Prohibited defenses against lewd and lascivious molestation
Children’s natural innocence can sometimes cause them to misunderstand certain situations. This makes them more susceptible to potential harm.
In such cases, ensuring their safety becomes our top priority. Defenses centered around a child’s consent or lack of understanding due to their age might not have a strong legal basis. Recognizing these banned defenses is crucial when dealing with allegations of inappropriate behavior, like lewd and lascivious molestation.
Understanding the crime
Lewd and lascivious acts are often known as child molestation. It involves purposeful inappropriate touching of children below 16 years old in places like:
- Region around the genitals
- Covered areas mentioned above
This offense also includes cases where an adult encourages, pressures or lures a minor under 16 to take part in similar inappropriate touching with someone else.
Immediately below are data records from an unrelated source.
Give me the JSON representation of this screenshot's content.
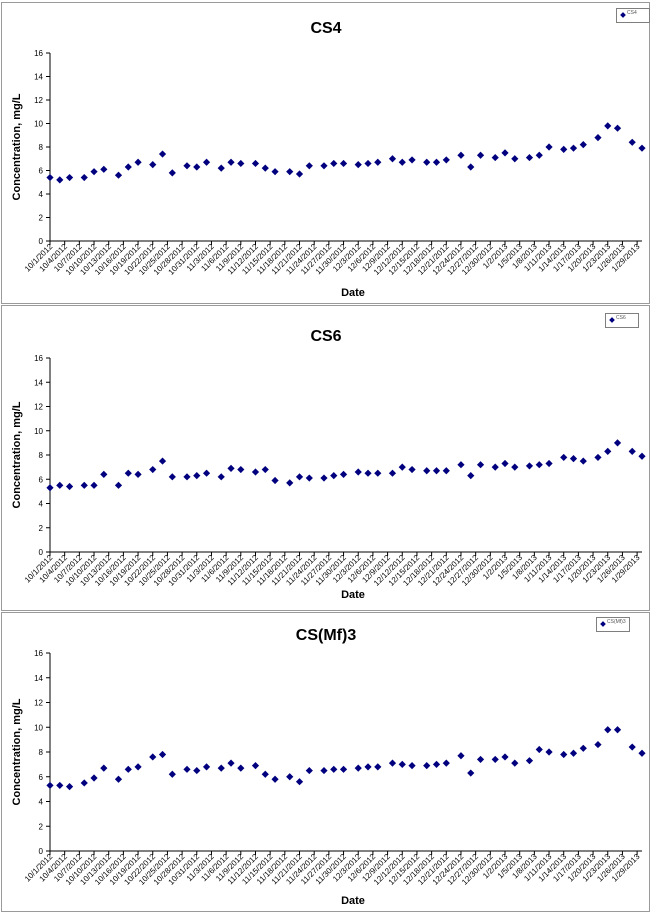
{
  "chart_data": [
    {
      "type": "scatter",
      "title": "CS4",
      "xlabel": "Date",
      "ylabel": "Concentration, mg/L",
      "ylim": [
        0,
        16
      ],
      "yticks": [
        0,
        2,
        4,
        6,
        8,
        10,
        12,
        14,
        16
      ],
      "xticks": [
        "10/1/2012",
        "10/4/2012",
        "10/7/2012",
        "10/10/2012",
        "10/13/2012",
        "10/16/2012",
        "10/19/2012",
        "10/22/2012",
        "10/25/2012",
        "10/28/2012",
        "10/31/2012",
        "11/3/2012",
        "11/6/2012",
        "11/9/2012",
        "11/12/2012",
        "11/15/2012",
        "11/18/2012",
        "11/21/2012",
        "11/24/2012",
        "11/27/2012",
        "11/30/2012",
        "12/3/2012",
        "12/6/2012",
        "12/9/2012",
        "12/12/2012",
        "12/15/2012",
        "12/18/2012",
        "12/21/2012",
        "12/24/2012",
        "12/27/2012",
        "12/30/2012",
        "1/2/2013",
        "1/5/2013",
        "1/8/2013",
        "1/11/2013",
        "1/14/2013",
        "1/17/2013",
        "1/20/2013",
        "1/23/2013",
        "1/26/2013",
        "1/29/2013"
      ],
      "legend": {
        "label": "CS4",
        "position": "top-right"
      },
      "x_start": "10/1/2012",
      "x_end": "1/30/2013",
      "points": [
        [
          "10/1/2012",
          5.4
        ],
        [
          "10/3/2012",
          5.2
        ],
        [
          "10/5/2012",
          5.4
        ],
        [
          "10/8/2012",
          5.4
        ],
        [
          "10/10/2012",
          5.9
        ],
        [
          "10/12/2012",
          6.1
        ],
        [
          "10/15/2012",
          5.6
        ],
        [
          "10/17/2012",
          6.3
        ],
        [
          "10/19/2012",
          6.7
        ],
        [
          "10/22/2012",
          6.5
        ],
        [
          "10/24/2012",
          7.4
        ],
        [
          "10/26/2012",
          5.8
        ],
        [
          "10/29/2012",
          6.4
        ],
        [
          "10/31/2012",
          6.3
        ],
        [
          "11/2/2012",
          6.7
        ],
        [
          "11/5/2012",
          6.2
        ],
        [
          "11/7/2012",
          6.7
        ],
        [
          "11/9/2012",
          6.6
        ],
        [
          "11/12/2012",
          6.6
        ],
        [
          "11/14/2012",
          6.2
        ],
        [
          "11/16/2012",
          5.9
        ],
        [
          "11/19/2012",
          5.9
        ],
        [
          "11/21/2012",
          5.7
        ],
        [
          "11/23/2012",
          6.4
        ],
        [
          "11/26/2012",
          6.4
        ],
        [
          "11/28/2012",
          6.6
        ],
        [
          "11/30/2012",
          6.6
        ],
        [
          "12/3/2012",
          6.5
        ],
        [
          "12/5/2012",
          6.6
        ],
        [
          "12/7/2012",
          6.7
        ],
        [
          "12/10/2012",
          7.0
        ],
        [
          "12/12/2012",
          6.7
        ],
        [
          "12/14/2012",
          6.9
        ],
        [
          "12/17/2012",
          6.7
        ],
        [
          "12/19/2012",
          6.7
        ],
        [
          "12/21/2012",
          6.9
        ],
        [
          "12/24/2012",
          7.3
        ],
        [
          "12/26/2012",
          6.3
        ],
        [
          "12/28/2012",
          7.3
        ],
        [
          "12/31/2012",
          7.1
        ],
        [
          "1/2/2013",
          7.5
        ],
        [
          "1/4/2013",
          7.0
        ],
        [
          "1/7/2013",
          7.1
        ],
        [
          "1/9/2013",
          7.3
        ],
        [
          "1/11/2013",
          8.0
        ],
        [
          "1/14/2013",
          7.8
        ],
        [
          "1/16/2013",
          7.9
        ],
        [
          "1/18/2013",
          8.2
        ],
        [
          "1/21/2013",
          8.8
        ],
        [
          "1/23/2013",
          9.8
        ],
        [
          "1/25/2013",
          9.6
        ],
        [
          "1/28/2013",
          8.4
        ],
        [
          "1/30/2013",
          7.9
        ]
      ]
    },
    {
      "type": "scatter",
      "title": "CS6",
      "xlabel": "Date",
      "ylabel": "Concentration, mg/L",
      "ylim": [
        0,
        16
      ],
      "yticks": [
        0,
        2,
        4,
        6,
        8,
        10,
        12,
        14,
        16
      ],
      "xticks": [
        "10/1/2012",
        "10/4/2012",
        "10/7/2012",
        "10/10/2012",
        "10/13/2012",
        "10/16/2012",
        "10/19/2012",
        "10/22/2012",
        "10/25/2012",
        "10/28/2012",
        "10/31/2012",
        "11/3/2012",
        "11/6/2012",
        "11/9/2012",
        "11/12/2012",
        "11/15/2012",
        "11/18/2012",
        "11/21/2012",
        "11/24/2012",
        "11/27/2012",
        "11/30/2012",
        "12/3/2012",
        "12/6/2012",
        "12/9/2012",
        "12/12/2012",
        "12/15/2012",
        "12/18/2012",
        "12/21/2012",
        "12/24/2012",
        "12/27/2012",
        "12/30/2012",
        "1/2/2013",
        "1/5/2013",
        "1/8/2013",
        "1/11/2013",
        "1/14/2013",
        "1/17/2013",
        "1/20/2013",
        "1/23/2013",
        "1/26/2013",
        "1/29/2013"
      ],
      "legend": {
        "label": "CS6",
        "position": "top-right"
      },
      "x_start": "10/1/2012",
      "x_end": "1/30/2013",
      "points": [
        [
          "10/1/2012",
          5.3
        ],
        [
          "10/3/2012",
          5.5
        ],
        [
          "10/5/2012",
          5.4
        ],
        [
          "10/8/2012",
          5.5
        ],
        [
          "10/10/2012",
          5.5
        ],
        [
          "10/12/2012",
          6.4
        ],
        [
          "10/15/2012",
          5.5
        ],
        [
          "10/17/2012",
          6.5
        ],
        [
          "10/19/2012",
          6.4
        ],
        [
          "10/22/2012",
          6.8
        ],
        [
          "10/24/2012",
          7.5
        ],
        [
          "10/26/2012",
          6.2
        ],
        [
          "10/29/2012",
          6.2
        ],
        [
          "10/31/2012",
          6.3
        ],
        [
          "11/2/2012",
          6.5
        ],
        [
          "11/5/2012",
          6.2
        ],
        [
          "11/7/2012",
          6.9
        ],
        [
          "11/9/2012",
          6.8
        ],
        [
          "11/12/2012",
          6.6
        ],
        [
          "11/14/2012",
          6.8
        ],
        [
          "11/16/2012",
          5.9
        ],
        [
          "11/19/2012",
          5.7
        ],
        [
          "11/21/2012",
          6.2
        ],
        [
          "11/23/2012",
          6.1
        ],
        [
          "11/26/2012",
          6.1
        ],
        [
          "11/28/2012",
          6.3
        ],
        [
          "11/30/2012",
          6.4
        ],
        [
          "12/3/2012",
          6.6
        ],
        [
          "12/5/2012",
          6.5
        ],
        [
          "12/7/2012",
          6.5
        ],
        [
          "12/10/2012",
          6.5
        ],
        [
          "12/12/2012",
          7.0
        ],
        [
          "12/14/2012",
          6.8
        ],
        [
          "12/17/2012",
          6.7
        ],
        [
          "12/19/2012",
          6.7
        ],
        [
          "12/21/2012",
          6.7
        ],
        [
          "12/24/2012",
          7.2
        ],
        [
          "12/26/2012",
          6.3
        ],
        [
          "12/28/2012",
          7.2
        ],
        [
          "12/31/2012",
          7.0
        ],
        [
          "1/2/2013",
          7.3
        ],
        [
          "1/4/2013",
          7.0
        ],
        [
          "1/7/2013",
          7.1
        ],
        [
          "1/9/2013",
          7.2
        ],
        [
          "1/11/2013",
          7.3
        ],
        [
          "1/14/2013",
          7.8
        ],
        [
          "1/16/2013",
          7.7
        ],
        [
          "1/18/2013",
          7.5
        ],
        [
          "1/21/2013",
          7.8
        ],
        [
          "1/23/2013",
          8.3
        ],
        [
          "1/25/2013",
          9.0
        ],
        [
          "1/28/2013",
          8.3
        ],
        [
          "1/30/2013",
          7.9
        ]
      ]
    },
    {
      "type": "scatter",
      "title": "CS(Mf)3",
      "xlabel": "Date",
      "ylabel": "Concentration, mg/L",
      "ylim": [
        0,
        16
      ],
      "yticks": [
        0,
        2,
        4,
        6,
        8,
        10,
        12,
        14,
        16
      ],
      "xticks": [
        "10/1/2012",
        "10/4/2012",
        "10/7/2012",
        "10/10/2012",
        "10/13/2012",
        "10/16/2012",
        "10/19/2012",
        "10/22/2012",
        "10/25/2012",
        "10/28/2012",
        "10/31/2012",
        "11/3/2012",
        "11/6/2012",
        "11/9/2012",
        "11/12/2012",
        "11/15/2012",
        "11/18/2012",
        "11/21/2012",
        "11/24/2012",
        "11/27/2012",
        "11/30/2012",
        "12/3/2012",
        "12/6/2012",
        "12/9/2012",
        "12/12/2012",
        "12/15/2012",
        "12/18/2012",
        "12/21/2012",
        "12/24/2012",
        "12/27/2012",
        "12/30/2012",
        "1/2/2013",
        "1/5/2013",
        "1/8/2013",
        "1/11/2013",
        "1/14/2013",
        "1/17/2013",
        "1/20/2013",
        "1/23/2013",
        "1/26/2013",
        "1/29/2013"
      ],
      "legend": {
        "label": "CS(Mf)3",
        "position": "top-right"
      },
      "x_start": "10/1/2012",
      "x_end": "1/30/2013",
      "points": [
        [
          "10/1/2012",
          5.3
        ],
        [
          "10/3/2012",
          5.3
        ],
        [
          "10/5/2012",
          5.2
        ],
        [
          "10/8/2012",
          5.5
        ],
        [
          "10/10/2012",
          5.9
        ],
        [
          "10/12/2012",
          6.7
        ],
        [
          "10/15/2012",
          5.8
        ],
        [
          "10/17/2012",
          6.6
        ],
        [
          "10/19/2012",
          6.8
        ],
        [
          "10/22/2012",
          7.6
        ],
        [
          "10/24/2012",
          7.8
        ],
        [
          "10/26/2012",
          6.2
        ],
        [
          "10/29/2012",
          6.6
        ],
        [
          "10/31/2012",
          6.5
        ],
        [
          "11/2/2012",
          6.8
        ],
        [
          "11/5/2012",
          6.7
        ],
        [
          "11/7/2012",
          7.1
        ],
        [
          "11/9/2012",
          6.7
        ],
        [
          "11/12/2012",
          6.9
        ],
        [
          "11/14/2012",
          6.2
        ],
        [
          "11/16/2012",
          5.8
        ],
        [
          "11/19/2012",
          6.0
        ],
        [
          "11/21/2012",
          5.6
        ],
        [
          "11/23/2012",
          6.5
        ],
        [
          "11/26/2012",
          6.5
        ],
        [
          "11/28/2012",
          6.6
        ],
        [
          "11/30/2012",
          6.6
        ],
        [
          "12/3/2012",
          6.7
        ],
        [
          "12/5/2012",
          6.8
        ],
        [
          "12/7/2012",
          6.8
        ],
        [
          "12/10/2012",
          7.1
        ],
        [
          "12/12/2012",
          7.0
        ],
        [
          "12/14/2012",
          6.9
        ],
        [
          "12/17/2012",
          6.9
        ],
        [
          "12/19/2012",
          7.0
        ],
        [
          "12/21/2012",
          7.1
        ],
        [
          "12/24/2012",
          7.7
        ],
        [
          "12/26/2012",
          6.3
        ],
        [
          "12/28/2012",
          7.4
        ],
        [
          "12/31/2012",
          7.4
        ],
        [
          "1/2/2013",
          7.6
        ],
        [
          "1/4/2013",
          7.1
        ],
        [
          "1/7/2013",
          7.3
        ],
        [
          "1/9/2013",
          8.2
        ],
        [
          "1/11/2013",
          8.0
        ],
        [
          "1/14/2013",
          7.8
        ],
        [
          "1/16/2013",
          7.9
        ],
        [
          "1/18/2013",
          8.3
        ],
        [
          "1/21/2013",
          8.6
        ],
        [
          "1/23/2013",
          9.8
        ],
        [
          "1/25/2013",
          9.8
        ],
        [
          "1/28/2013",
          8.4
        ],
        [
          "1/30/2013",
          7.9
        ]
      ]
    }
  ]
}
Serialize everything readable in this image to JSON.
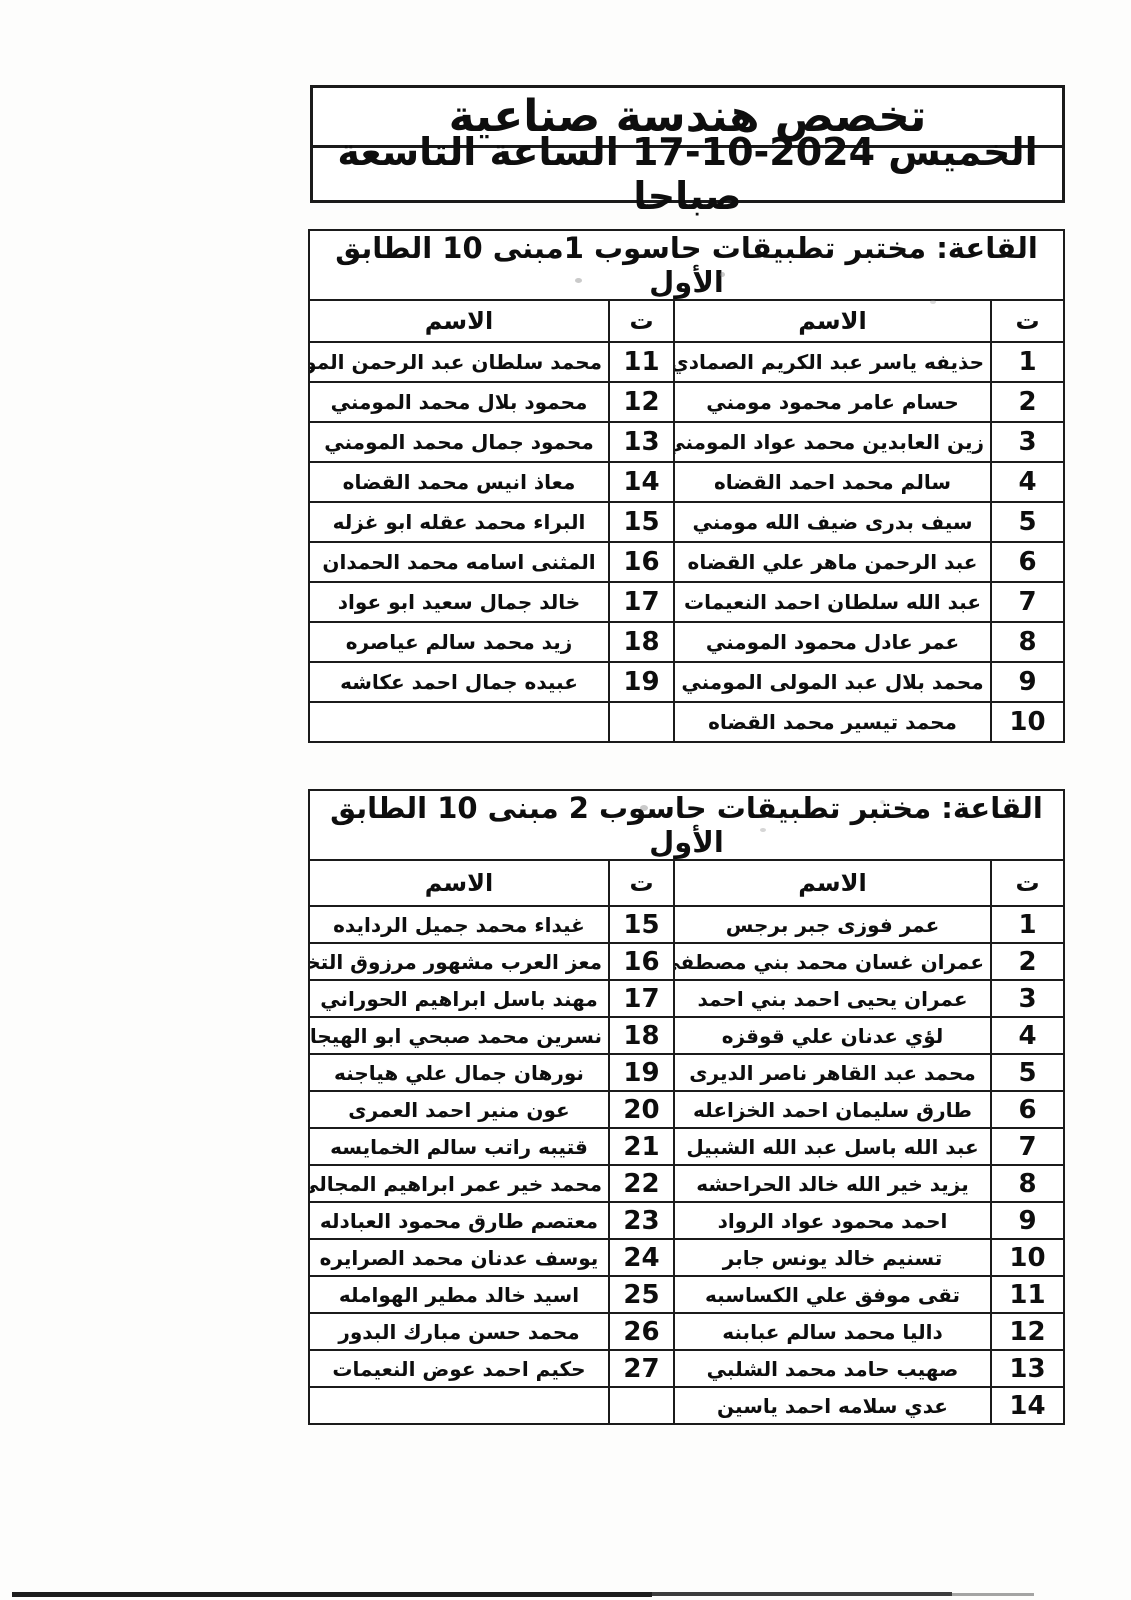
{
  "header": {
    "specialization": "تخصص هندسة صناعية",
    "datetime": "الخميس 2024-10-17 الساعة التاسعة صباحا"
  },
  "tables": [
    {
      "title": "القاعة: مختبر تطبيقات حاسوب 1مبنى 10 الطابق الأول",
      "col_headers": {
        "serial": "ت",
        "name": "الاسم"
      },
      "rows": [
        {
          "serial_right": "1",
          "name_right": "حذيفه ياسر عبد الكريم الصمادي",
          "serial_left": "11",
          "name_left": "محمد سلطان عبد الرحمن المومني"
        },
        {
          "serial_right": "2",
          "name_right": "حسام عامر محمود مومني",
          "serial_left": "12",
          "name_left": "محمود بلال محمد المومني"
        },
        {
          "serial_right": "3",
          "name_right": "زين العابدين محمد عواد المومني",
          "serial_left": "13",
          "name_left": "محمود جمال محمد المومني"
        },
        {
          "serial_right": "4",
          "name_right": "سالم محمد احمد القضاه",
          "serial_left": "14",
          "name_left": "معاذ انيس محمد القضاه"
        },
        {
          "serial_right": "5",
          "name_right": "سيف بدرى ضيف الله مومني",
          "serial_left": "15",
          "name_left": "البراء محمد عقله ابو غزله"
        },
        {
          "serial_right": "6",
          "name_right": "عبد الرحمن ماهر علي القضاه",
          "serial_left": "16",
          "name_left": "المثنى اسامه محمد الحمدان"
        },
        {
          "serial_right": "7",
          "name_right": "عبد الله سلطان احمد النعيمات",
          "serial_left": "17",
          "name_left": "خالد جمال سعيد ابو عواد"
        },
        {
          "serial_right": "8",
          "name_right": "عمر عادل محمود المومني",
          "serial_left": "18",
          "name_left": "زيد محمد سالم عياصره"
        },
        {
          "serial_right": "9",
          "name_right": "محمد بلال عبد المولى المومني",
          "serial_left": "19",
          "name_left": "عبيده جمال احمد عكاشه"
        },
        {
          "serial_right": "10",
          "name_right": "محمد تيسير محمد القضاه",
          "serial_left": "",
          "name_left": ""
        }
      ]
    },
    {
      "title": "القاعة: مختبر تطبيقات حاسوب 2 مبنى 10 الطابق الأول",
      "col_headers": {
        "serial": "ت",
        "name": "الاسم"
      },
      "rows": [
        {
          "serial_right": "1",
          "name_right": "عمر فوزى جبر برجس",
          "serial_left": "15",
          "name_left": "غيداء محمد جميل الردايده"
        },
        {
          "serial_right": "2",
          "name_right": "عمران غسان محمد بني مصطفى",
          "serial_left": "16",
          "name_left": "معز العرب مشهور مرزوق التخيمي"
        },
        {
          "serial_right": "3",
          "name_right": "عمران يحيى احمد بني احمد",
          "serial_left": "17",
          "name_left": "مهند باسل ابراهيم الحوراني"
        },
        {
          "serial_right": "4",
          "name_right": "لؤي عدنان علي قوقزه",
          "serial_left": "18",
          "name_left": "نسرين محمد صبحي ابو الهيجاء"
        },
        {
          "serial_right": "5",
          "name_right": "محمد عبد القاهر ناصر الديرى",
          "serial_left": "19",
          "name_left": "نورهان جمال علي هياجنه"
        },
        {
          "serial_right": "6",
          "name_right": "طارق سليمان احمد الخزاعله",
          "serial_left": "20",
          "name_left": "عون منير احمد العمرى"
        },
        {
          "serial_right": "7",
          "name_right": "عبد الله باسل عبد الله الشبيل",
          "serial_left": "21",
          "name_left": "قتيبه راتب سالم الخمايسه"
        },
        {
          "serial_right": "8",
          "name_right": "يزيد خير الله خالد الحراحشه",
          "serial_left": "22",
          "name_left": "محمد خير عمر ابراهيم المجالي"
        },
        {
          "serial_right": "9",
          "name_right": "احمد محمود عواد الرواد",
          "serial_left": "23",
          "name_left": "معتصم طارق محمود العبادله"
        },
        {
          "serial_right": "10",
          "name_right": "تسنيم خالد يونس جابر",
          "serial_left": "24",
          "name_left": "يوسف عدنان محمد الصرايره"
        },
        {
          "serial_right": "11",
          "name_right": "تقى موفق علي الكساسبه",
          "serial_left": "25",
          "name_left": "اسيد خالد مطير الهوامله"
        },
        {
          "serial_right": "12",
          "name_right": "داليا محمد سالم عبابنه",
          "serial_left": "26",
          "name_left": "محمد حسن مبارك البدور"
        },
        {
          "serial_right": "13",
          "name_right": "صهيب حامد محمد الشلبي",
          "serial_left": "27",
          "name_left": "حكيم احمد عوض النعيمات"
        },
        {
          "serial_right": "14",
          "name_right": "عدي سلامه احمد ياسين",
          "serial_left": "",
          "name_left": ""
        }
      ]
    }
  ]
}
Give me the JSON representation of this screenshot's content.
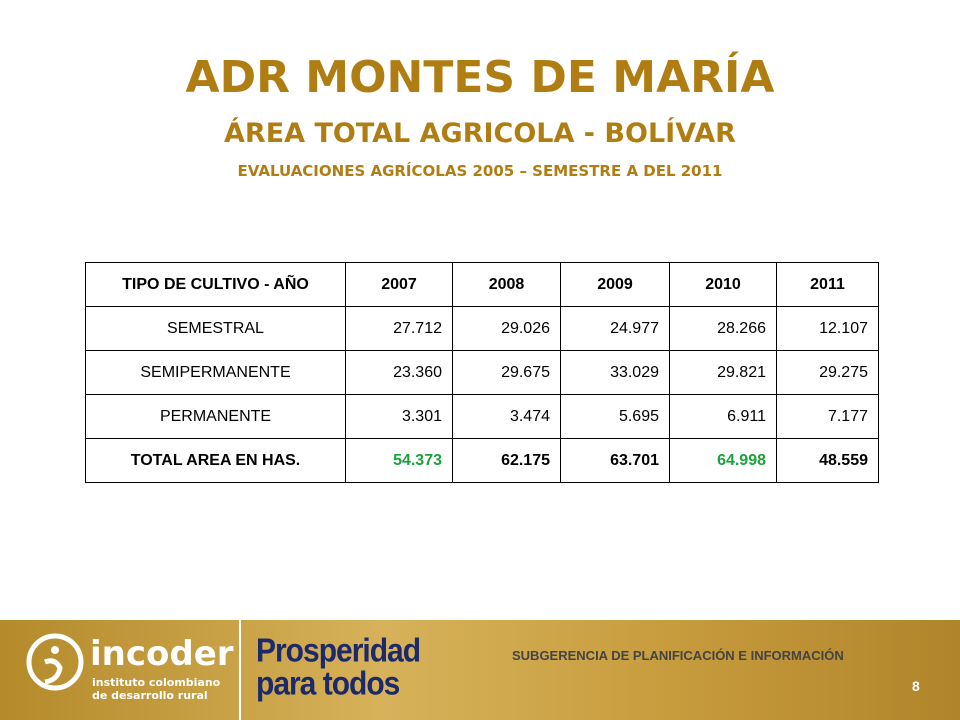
{
  "header": {
    "title": "ADR MONTES DE MARÍA",
    "subtitle": "ÁREA TOTAL AGRICOLA - BOLÍVAR",
    "note": "EVALUACIONES AGRÍCOLAS 2005 – SEMESTRE A DEL 2011"
  },
  "table": {
    "columns": [
      "TIPO DE CULTIVO  - AÑO",
      "2007",
      "2008",
      "2009",
      "2010",
      "2011"
    ],
    "rows": [
      [
        "SEMESTRAL",
        "27.712",
        "29.026",
        "24.977",
        "28.266",
        "12.107"
      ],
      [
        "SEMIPERMANENTE",
        "23.360",
        "29.675",
        "33.029",
        "29.821",
        "29.275"
      ],
      [
        "PERMANENTE",
        "3.301",
        "3.474",
        "5.695",
        "6.911",
        "7.177"
      ],
      [
        "TOTAL AREA EN HAS.",
        "54.373",
        "62.175",
        "63.701",
        "64.998",
        "48.559"
      ]
    ]
  },
  "footer": {
    "logo_name": "incoder",
    "logo_tagline_1": "instituto colombiano",
    "logo_tagline_2": "de desarrollo rural",
    "slogan_1": "Prosperidad",
    "slogan_2": "para todos",
    "department": "SUBGERENCIA DE PLANIFICACIÓN E INFORMACIÓN",
    "page": "8"
  }
}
There are certain defenses that are commonly used in legal cases that cannot be employed in lewd and lascivious molestation cases. This may include:
Victim’s lack of chastity: Using the victim’s past behavior as an excuse may not be valid in these cases. What truly matters are the wrong actions committed by the person responsible, not the victim’s background or actions.
Victim’s consent: The victim’s agreement or perceived willingness may not excuse anything either. Even if the victim agrees, the law recognizes the vulnerability of minors. Its aim is to protect them from any form of exploitation.
In addition, certain factors related to the victim’s age cannot be used as defenses:
Perpetrator’s ignorance: Claiming ignorance about the victim’s age is not a valid defense. Perpetrators cannot argue that they were unaware of the minor’s age as a means to escape legal consequences.
Victim’s misrepresentation: Even if the victim lied about their age, it is not a defense for the wrongdoer. Adults must verify a minor’s age before getting involved in anything questionable.
Bona fide belief: Even if the perpetrator genuinely believed that the victim was of legal age, this belief does not absolve them of liability.
No matter what the victim did or said, an adult should act responsibly around minors. Certain excuses will not be valid when it comes to addressing inappropriate conduct, such as lewd and lascivious molestation.